已不再下雨,那牆上殘留的最後的紅葉也被最後的秋風一掃而去。我們走進蕭索的白楊林。唯一的一次。天空中沒有風,只有閃動的冷星。他靠在粗糙的白楊樹幹上。他解開大衣把我收進去。那是冬天的林。我夢想愛夢想婚禮中的白紗裙。手中的細碎的小花。教堂的鐘聲還有誓約。奏響《婚禮進行曲》。那個Jane,那個美麗的英國女孩子Jane在她即將同她的基督般的男友結婚時,她聽到了《婚禮進行曲》,她淚流滿面。胡來了,帶來了Jane.幾乎不認識胡了,他走來的時候披着黑而蓬亂的長髮,我們都疑惑了,以爲是基督轉世。胡緊摟他細長的英國新娘。胡用Jane喜歡的紅色的中國花布爲Jane做了一件結婚用的新衣服。但真正的婚禮要在英國的小教堂裡舉行。

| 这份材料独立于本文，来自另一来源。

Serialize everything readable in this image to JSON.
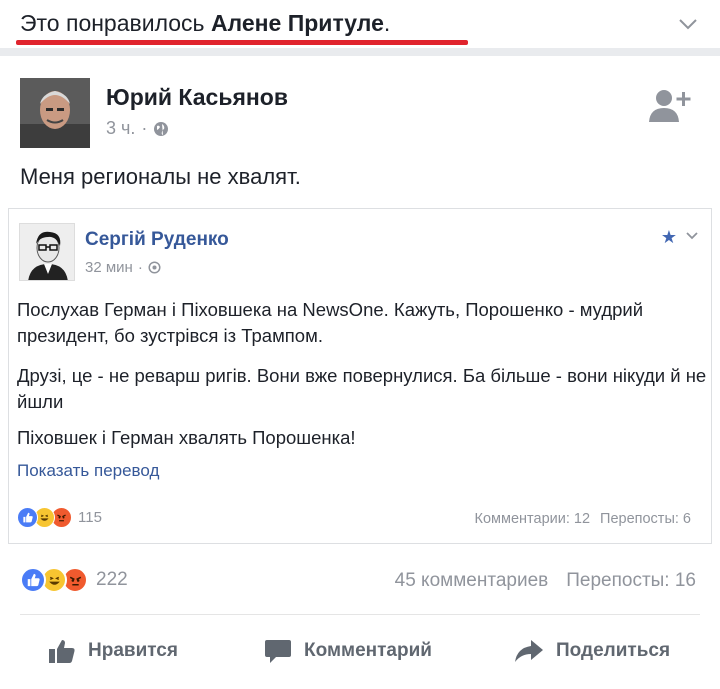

他們等待着。很耐心地等待着出國前的所有手續。Jane依在胡的懷裡哭或者笑。那所有青春的期待都是最美的。而我們卻早已沒有青春。只有屏障。那時候他的妻子已開始****。他們不知未來,他們只是做着。那是一個艱辛而純淨的夜晚。透徹的星空。我突然醉入那溫暖的氣味,那氣味是從他熱的胸膛中發出來的,還有砰砰的心跳聲。他扳起我的臉。朝向他。看見了那狂熱的目光。一切有黑夜做證。
——這樣行嗎?我們。
——我日日夜夜想你,想得心疼。
——這樣行嗎?我們。我們怎麼辦?
——不知道爲什麼,我希望她能走。
——能要嗎?我想要你。
——會的。會的你知道嗎相信嗎會的。
天空中沒有風。空氣也不抖動。林中的空地上是一片片變得焦脆的枯萎的白楊樹葉。沒有人來收拾它們。它們就那樣萎落堆積着。任人踐踏,任它們的肌膚髮出來破碎的響聲。那響聲寂靜而博大。像夜一樣深。心也同碎了,宇宙那麼大。
那時候只有吻,長的吻。
他問,爲什麼離我這麼遠爲什麼來得那麼遲。
只有吻。天空在旋轉星羣在墜落連同深邃而寂寞的林。我流着淚。抓緊着他的衣服。想融進那無形的溫熱中。我不知有多久。在冬天的林中。這博大的空間裡只有我們。我和他。世界原來這麼靜。靜得能聽見星的光點落下的聲音。還有腳下堆積的破碎的葉。
我們被長吻所誘惑。那吻消耗着我們磨損着我們。他扶住我站立。他說,你應該堅強。
當身邊的空氣變得清冷起來,我們才終於把燃燒的血液放掉。夜晚依舊是夜晚。遠方的大街上鳴響起汽車的笛聲。詩意頓逃。像沒有存在過戀情。四野依舊是黑色的,分手的時候,他說,早晚有一天我們不會在夜晚降臨的時候再分手。
——真的嗎?
——生命中已不能沒有你。
——我不敢邁步我以爲一切都只是枉然。
——人最重要的品格是,相信你該相信的人。
他在我的冰冷的臉頰上親了一下。淡淡的。一種冰涼的色彩。我依依不捨。